The cross was always Paul’s central focus, and now he had to see God’s grace thoughtlessly rejected in many places, and the precious blood of the Lord Jesus being treated like dirt. That was distressing, especially when it was done by those who have heard the gospel and initially seemed to understand it. Paul weeps, perhaps also with compassion and love for those who are lost and “whose end is destruction,” but far more out of love for God’s grace and His work of salvation. Beyond this it is also his love for the body of Christ, and his concern about the devastating effects of those deceptive metastases, once they have taken root in a congregation.

Paul’s plea and prayer concern, after all, is for the churches to increase and grow in love: “And this I pray, that your love may abound yet more and more in knowledge and in all judgment; That ye may approve things that are excellent; that ye may be sincere and without offense till the day of Christ. Being filled with the fruits of righteousness, which are by Jesus Christ, unto the glory and praise of God” (Phil 1:9-11).

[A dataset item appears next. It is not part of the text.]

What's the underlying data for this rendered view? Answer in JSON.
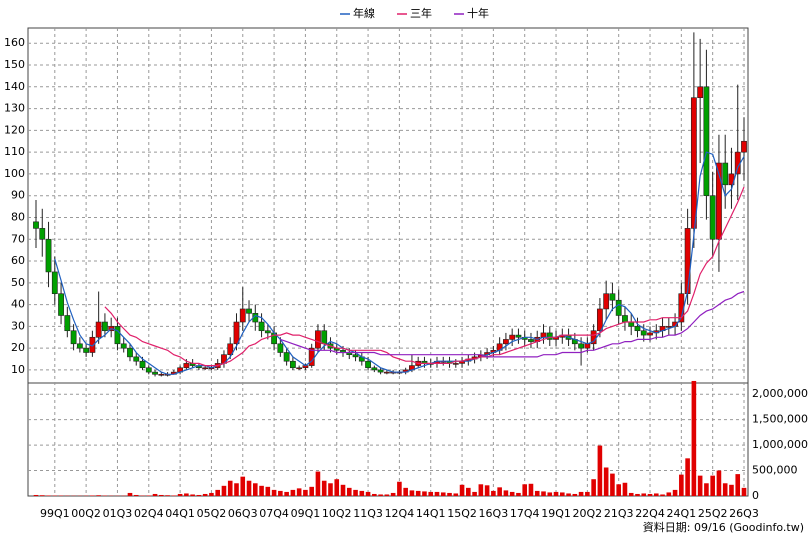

The more one is focused on Christ and rooted in the Word of God, the clearer one’s ability will be to discern and judge divergent spirits. Only then can one be armed against false teachers and misleading doctrines. We must follow those role models who are spiritually minded, who focus on Christ’s central importance and who preach the gospel of the cross.

Enemies of the cross—and I mean those within the Church—are those who are worldly minded. Their lives are not marked by devotion to Christ and His Church, but rather characterized by self-centeredness and self-righteousness. “Whose end is destruction…who mind earthly things.” But “…our conversation is in heaven; from whence also we look for the Savior, the Lord Jesus Christ” (Phil 3:19-20).